“But government can’t manage this alone,” says Brindha Roberts, Head of Sustainability at Averda. “Every South African citizen should take personal responsibility for the responsible disposal of their waste and for preventing the spread of Covid-19, supported by existing government structures.”
This is in line with requests that some municipalities have made to their local communities that bins be sanitised, both when they are put out for collection, and when they are brought in again. The rationale behind this is simply that waste collectors touch thousands of bins in a day’s collection, meaning that they are at greater risk of contracting Covid-19 from the multiple touch points that they encounter, and that if they have the virus, they can pass it on too many households.
To disinfect your bin, you can use a regular hand sanitiser – 70% alcohol is recommended for Covid-19 – or you can use a household bleach solution. The US Centre for Disease Control (CDC) recommends [GG1] that bleach should be used at a concentration of at least 5% to 6%, with a contact time of at least one minute, and allowing proper ventilation during and after application.
During this time one of the biggest concerns in the waste sector globally has been the removal of potentially infected waste.

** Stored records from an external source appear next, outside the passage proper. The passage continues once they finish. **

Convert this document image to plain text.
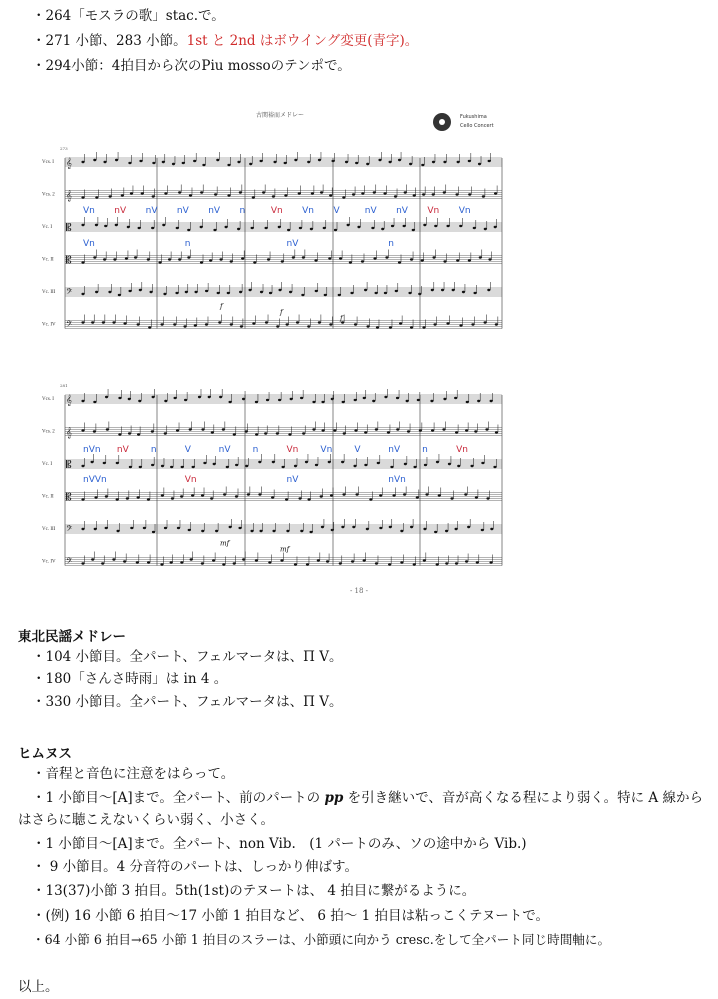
・264「モスラの歌」stac.で。
・271 小節、283 小節。1st と 2nd はボウイング変更(青字)。
・294小節：4拍目から次のPiu mossoのテンポで。
古関裕而メドレー	Fukushima
Cello Concert
Vcs. I 𝄞
Vcs. 2 𝄞
Vc. I 𝄡
Vc. II 𝄡
Vc. III 𝄢
Vc. IV 𝄢
Vn nV nV nV nV n	Vn Vn V	nV nV Vn Vn
Vn	n	nV	n
f
f
f
Vcs. I 𝄞
Vcs. 2 𝄞
Vc. I 𝄡
Vc. II 𝄡
Vc. III 𝄢
Vc. IV 𝄢
nVn nV n	V	nV n	Vn Vn V	nV n	Vn
nVVn	Vn	nV	nVn
mf
mf
273
281
- 18 -
東北民謡メドレー
・104 小節目。全パート、フェルマータは、Π V。
・180「さんさ時雨」は in 4 。
・330 小節目。全パート、フェルマータは、Π V。
ヒムヌス
・音程と音色に注意をはらって。
・1 小節目～[A]まで。全パート、前のパートの pp を引き継いで、音が高くなる程により弱く。特に A 線から
はさらに聴こえないくらい弱く、小さく。
・1 小節目～[A]まで。全パート、non Vib.　(1 パートのみ、ソの途中から Vib.)
・ 9 小節目。4 分音符のパートは、しっかり伸ばす。
・13(37)小節 3 拍目。5th(1st)のテヌートは、 4 拍目に繋がるように。
・(例) 16 小節 6 拍目～17 小節 1 拍目など、 6 拍～ 1 拍目は粘っこくテヌートで。
・64 小節 6 拍目→65 小節 1 拍目のスラーは、小節頭に向かう cresc.をして全パート同じ時間軸に。
以上。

Roberts says, “Systems and infrastructure for dealing with high-risk medical waste were already in place for Averda, having dealt with previous outbreaks of highly contagious viruses such as listeriosis in recent years”. Averda successfully picked up and destroyed the infected products during this outbreak using our own incineration infrastructure.
Roberts added however that there are concerns that some of this health waste is not being dealt with correctly as many South Africans are self-isolating at home or may not even be sure they have the virus and waste items like tissues are disposed of in their regular rubbish bins.

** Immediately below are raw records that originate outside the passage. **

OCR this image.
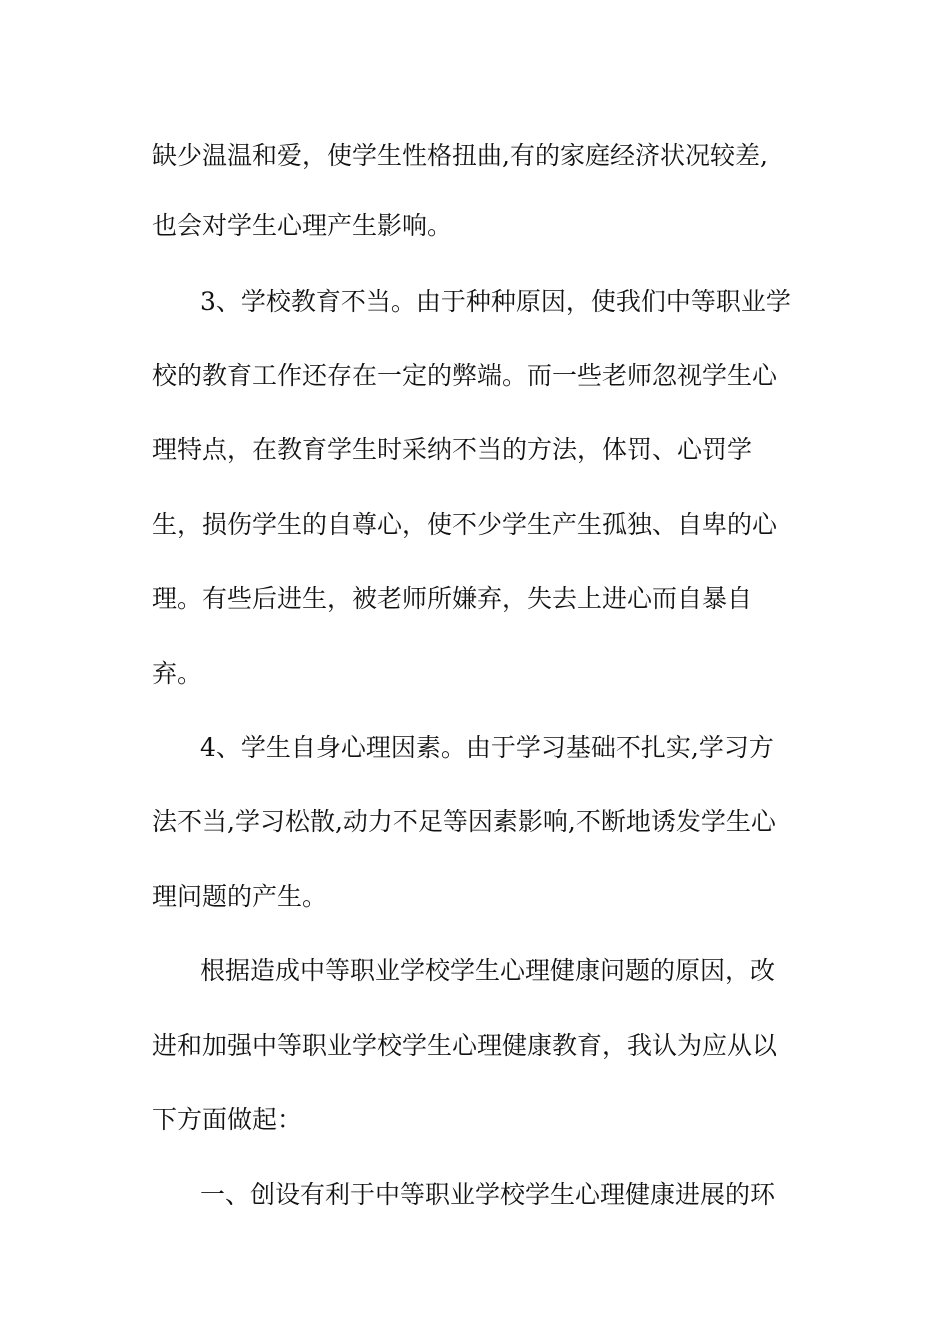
缺少温温和爱，使学生性格扭曲,有的家庭经济状况较差,
也会对学生心理产生影响。
3、学校教育不当。由于种种原因，使我们中等职业学
校的教育工作还存在一定的弊端。而一些老师忽视学生心
理特点，在教育学生时采纳不当的方法，体罚、心罚学
生，损伤学生的自尊心，使不少学生产生孤独、自卑的心
理。有些后进生，被老师所嫌弃，失去上进心而自暴自
弃。
4、学生自身心理因素。由于学习基础不扎实,学习方
法不当,学习松散,动力不足等因素影响,不断地诱发学生心
理问题的产生。
根据造成中等职业学校学生心理健康问题的原因，改
进和加强中等职业学校学生心理健康教育，我认为应从以
下方面做起：
一、创设有利于中等职业学校学生心理健康进展的环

“These waste streams are not only isolated to the medical field in hospitals or clinics but also to persons who may be recovering at home,” says Roberts. “If you have the slightest suspicion that you may have the virus or feeling under the weather, it is advisable to double bag your waste and take extra care to sanitise your bins when you are disposing of it.”

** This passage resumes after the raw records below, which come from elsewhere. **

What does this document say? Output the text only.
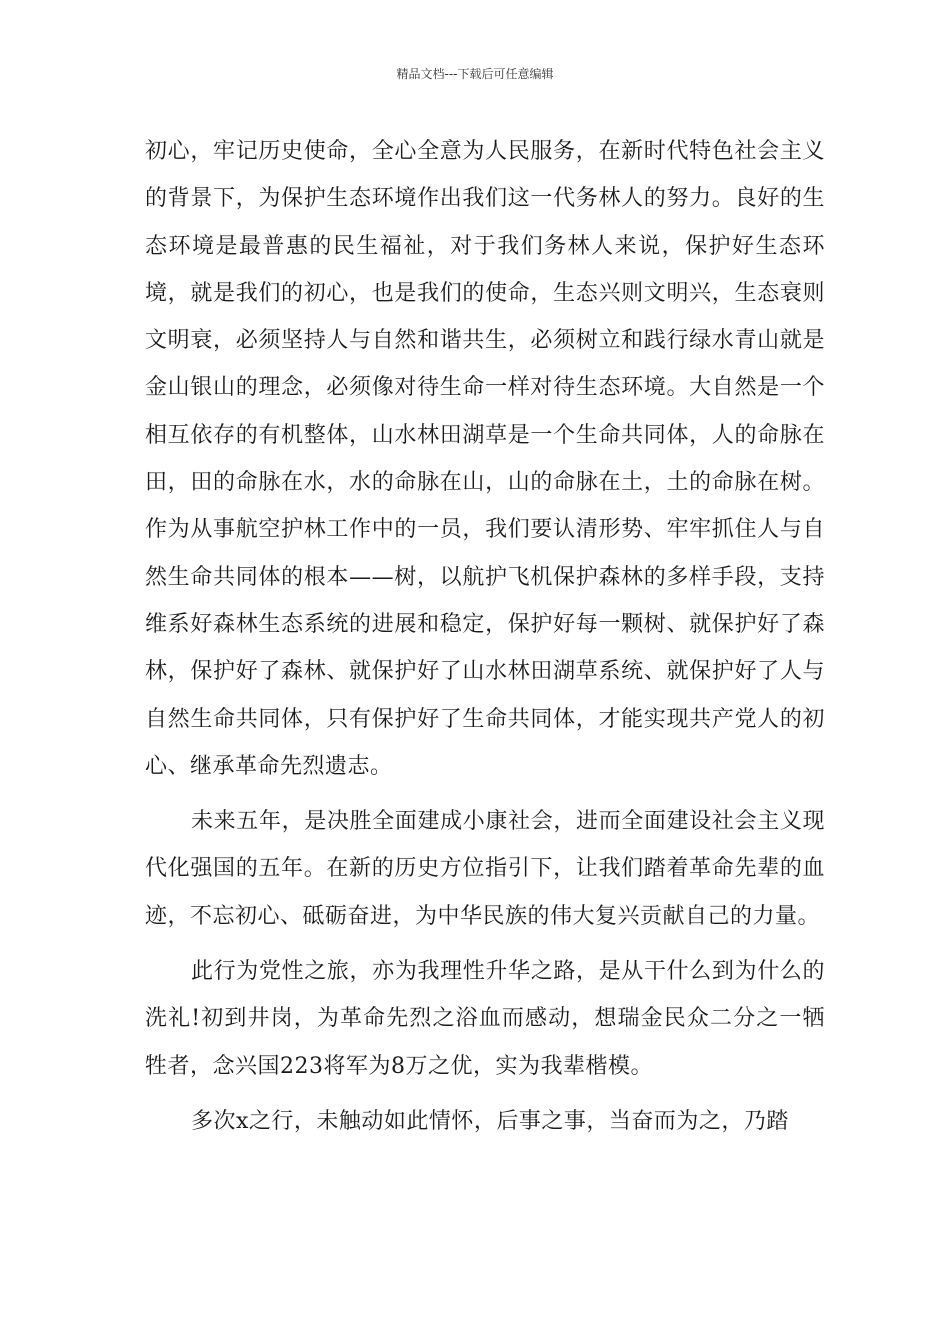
精品文档---下载后可任意编辑

初心，牢记历史使命，全心全意为人民服务，在新时代特色社会主义的背景下，为保护生态环境作出我们这一代务林人的努力。良好的生态环境是最普惠的民生福祉，对于我们务林人来说，保护好生态环境，就是我们的初心，也是我们的使命，生态兴则文明兴，生态衰则文明衰，必须坚持人与自然和谐共生，必须树立和践行绿水青山就是金山银山的理念，必须像对待生命一样对待生态环境。大自然是一个相互依存的有机整体，山水林田湖草是一个生命共同体，人的命脉在田，田的命脉在水，水的命脉在山，山的命脉在土，土的命脉在树。作为从事航空护林工作中的一员，我们要认清形势、牢牢抓住人与自然生命共同体的根本——树，以航护飞机保护森林的多样手段，支持维系好森林生态系统的进展和稳定，保护好每一颗树、就保护好了森林，保护好了森林、就保护好了山水林田湖草系统、就保护好了人与自然生命共同体，只有保护好了生命共同体，才能实现共产党人的初心、继承革命先烈遗志。

未来五年，是决胜全面建成小康社会，进而全面建设社会主义现代化强国的五年。在新的历史方位指引下，让我们踏着革命先辈的血迹，不忘初心、砥砺奋进，为中华民族的伟大复兴贡献自己的力量。

此行为党性之旅，亦为我理性升华之路，是从干什么到为什么的洗礼!初到井岗，为革命先烈之浴血而感动，想瑞金民众二分之一牺牲者，念兴国223将军为8万之优，实为我辈楷模。

多次x之行，未触动如此情怀，后事之事，当奋而为之，乃踏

This will be in line with tight protocols for ensuring that infected items do not come into contact with waste workers or the public before being incinerated.
Countries across the world have reported that lockdown has seen a rise in illegal dumping of waste, as people use this enforced time indoors to undertake clear-outs. Dumping is a major problem in South Africa generally but with the lockdown this has become prevalent with garden refuse and DIY waste – as people at home have become very industrious about home maintenance during this time. Most municipalities will not collect garden refuse, rubble or other DIY byproducts, so residents have had to find their own solution.
The public is also urged to avoid illegal dumping of materials, now during the Covid-19 crisis more than ever, as improper disposal of waste encourages disease and attracts vermin, as well as obscuring roads and walkways, which could hamper access by emergency personnel. And let us not forget this comes with a hefty fine if caught.
“There are solutions to these should you want to utilise this time to do a ‘spring clean” added Amit Ramkisson the Contact Centre Manager at Averda, “we have a great public offering called ‘blubin[CG2] ’ (www.blubin.co.za) where the public can go online and book for us to collect all waste streams, from general waste, recyclables or even builders rubble.”
“Covid-19 and lockdown have resulted in changes to just about every aspect of life – and waste management is no different,” says Ramkisson. “Whatever challenges you may face, solutions exist, and because waste management companies have been classified as essential service providers, they are available to support you, whatever lockdown level the country – or province – may be at.”